In the film “Dead Poets’ Society”, Robin Williams plays a gifted and dedicated teacher determined to help his students appreciate the age-old adage Carpe Diem or, seize the day. This phrase captures a major theme in the film and in life: make the most of your existence and don’t let opportunities pass you by.
Keeping this advice in mind, many ambitious business managers have decided to seize the day by making the transition from employee to employer. For several of these individuals, the best way to do this is to initiate a management-led buyout and take over the companies they work for.
Being an entrepreneur is not for the faint of heart. Amongst a group of 10 young managers or professionals, statistics tell us that only one has what it takes to be a business owner.
What separates entrepreneurs from dreamers is their ability as individuals to invest somewhere in the vicinity of $250,000 into the companies they hope to own. This number can be as high as $1 million in some of the larger deals. If you want to own something, you have to put your money and likely your job at risk. If you are unable to put your money on the table, stop dreaming.
A substantial financial investment is critical for a serious management buyout because outside investors, institutional or private, need to know you are committed. Investors who will personally support a management team or make a company investment are almost always required and strongly recommended. Institutional investors request private investors that have some management background or special knowledge in the industry to co-invest with them. Institutions refer to these investors as the “smart money.” If something goes wrong or an important decision needs to be considered, the institutional investor wants to have some other intelligent investors as part of the deal to help them work out the issues..
To ensure the success of a leveraged acquisition it is extremely important to establish an appropriate capital structure. You will need to understand and present your written business plan detailing seasonality, cash flow cycles, capital expenditure requirements and other such factors.
Some preferences presented by lenders when financing a transportation buyout include: companies whose market niches are not highly cyclical and have steady predictable cash flows; companies with low capital expenditure requirements and high free cash flow; growth businesses, especially in high valued-added segments of transportation; and companies with strong committed management teams and well communicated, compelling business plans. Meeting these requirements can be a challenge for transportation company executives.
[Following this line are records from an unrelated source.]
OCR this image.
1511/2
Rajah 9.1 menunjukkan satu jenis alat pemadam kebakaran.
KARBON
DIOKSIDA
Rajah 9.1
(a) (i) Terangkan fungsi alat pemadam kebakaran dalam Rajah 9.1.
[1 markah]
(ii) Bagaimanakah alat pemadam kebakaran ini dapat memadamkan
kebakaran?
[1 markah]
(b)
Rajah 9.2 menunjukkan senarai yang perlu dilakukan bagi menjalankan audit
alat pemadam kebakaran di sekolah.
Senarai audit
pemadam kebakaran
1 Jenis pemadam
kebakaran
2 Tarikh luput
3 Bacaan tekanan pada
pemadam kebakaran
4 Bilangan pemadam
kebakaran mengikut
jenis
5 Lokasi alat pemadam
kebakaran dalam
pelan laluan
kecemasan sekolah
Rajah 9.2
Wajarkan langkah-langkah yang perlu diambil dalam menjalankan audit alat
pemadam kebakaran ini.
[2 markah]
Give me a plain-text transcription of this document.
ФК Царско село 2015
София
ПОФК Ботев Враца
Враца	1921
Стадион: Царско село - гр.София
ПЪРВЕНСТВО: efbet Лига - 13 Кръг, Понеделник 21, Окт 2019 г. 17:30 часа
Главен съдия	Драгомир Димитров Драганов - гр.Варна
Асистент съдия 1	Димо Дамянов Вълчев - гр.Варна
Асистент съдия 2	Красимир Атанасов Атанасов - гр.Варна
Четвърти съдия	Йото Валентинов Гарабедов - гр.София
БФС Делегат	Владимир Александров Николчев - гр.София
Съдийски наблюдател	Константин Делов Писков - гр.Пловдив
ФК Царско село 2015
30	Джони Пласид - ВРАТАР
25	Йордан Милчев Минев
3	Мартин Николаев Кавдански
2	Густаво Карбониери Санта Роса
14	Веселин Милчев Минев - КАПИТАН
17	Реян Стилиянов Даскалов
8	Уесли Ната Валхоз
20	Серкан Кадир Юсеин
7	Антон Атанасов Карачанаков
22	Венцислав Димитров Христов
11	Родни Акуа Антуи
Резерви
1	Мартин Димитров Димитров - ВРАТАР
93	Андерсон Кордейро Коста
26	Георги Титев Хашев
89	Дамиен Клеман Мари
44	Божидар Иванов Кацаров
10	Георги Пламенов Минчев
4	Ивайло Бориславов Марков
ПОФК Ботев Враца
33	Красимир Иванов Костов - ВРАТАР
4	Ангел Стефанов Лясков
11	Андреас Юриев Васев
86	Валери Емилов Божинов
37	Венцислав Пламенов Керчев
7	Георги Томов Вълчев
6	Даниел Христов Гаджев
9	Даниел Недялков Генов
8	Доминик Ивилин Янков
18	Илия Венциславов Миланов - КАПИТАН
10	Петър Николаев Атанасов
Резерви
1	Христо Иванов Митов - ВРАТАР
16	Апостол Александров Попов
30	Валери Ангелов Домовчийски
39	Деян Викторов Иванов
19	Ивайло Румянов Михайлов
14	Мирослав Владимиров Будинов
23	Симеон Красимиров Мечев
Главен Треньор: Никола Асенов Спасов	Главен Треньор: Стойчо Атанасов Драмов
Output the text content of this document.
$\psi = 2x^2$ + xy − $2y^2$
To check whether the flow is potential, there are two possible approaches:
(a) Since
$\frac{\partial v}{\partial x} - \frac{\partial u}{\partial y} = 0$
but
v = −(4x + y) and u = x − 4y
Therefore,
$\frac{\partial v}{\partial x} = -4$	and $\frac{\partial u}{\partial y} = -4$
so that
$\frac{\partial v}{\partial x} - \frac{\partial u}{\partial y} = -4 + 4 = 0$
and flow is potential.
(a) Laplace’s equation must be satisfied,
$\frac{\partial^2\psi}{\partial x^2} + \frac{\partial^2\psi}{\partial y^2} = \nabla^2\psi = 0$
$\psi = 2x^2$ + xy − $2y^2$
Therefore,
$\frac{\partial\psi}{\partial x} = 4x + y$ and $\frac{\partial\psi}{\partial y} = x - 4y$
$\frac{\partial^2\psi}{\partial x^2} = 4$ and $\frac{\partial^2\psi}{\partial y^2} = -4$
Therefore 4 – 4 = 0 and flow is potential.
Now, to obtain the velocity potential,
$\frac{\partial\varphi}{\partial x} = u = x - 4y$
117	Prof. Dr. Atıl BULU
For those unaware, management buyout opportunities present themselves often and for a number of different reasons. The first and most common reason is that a company or division no longer fits within the strategic aims of the parent group or owner. Another reason may be that the parent group or owner simply requires liquidity or cash. Or, profit levels may not be considered acceptable, or the company is showing a loss.
Other reasons include a private owner who wants to sell his business and not bother with the complicated process of selling to an outside buyer. Usually this seller has a very good relationship with the management team and has confidence in their ability to manage the business. This type of owner usually retains some equity ownership or assists in financing the business with vendor take back notes.
Management-led buyouts are generally regarded with great favor as they provide corporations with a convenient alternative to the acquisition of their company by an outside suitor, while at the same time allowing them to avoid the conflicts that often arise between management and outside buyers.
The entrepreneurial spirit is alive and thriving in Canada. Before beginning, however, it is extremely important that management agree that they have an arrangement amongst themselves (infighting is a major reason deals fall apart), and that they enlist a professional and experienced intermediary. This professional will help package the opportunity, set up the process, structure the buyout deal, and negotiate with financiers and ultimately the owners. And let’s not forget the legal, accounting, tax and other levels of expertise that need to be integrated into the deal.
Maybe it is a fluke in the business cycle, but never in the history of time has there been more diverse, abundant and less expensive investment capital available chasing too few deals. There is no excuse for talented management teams not to take hold of their future and at least attempt to do a management buyout. Seize the day; use the opportunity of the present moment to pursue your vision.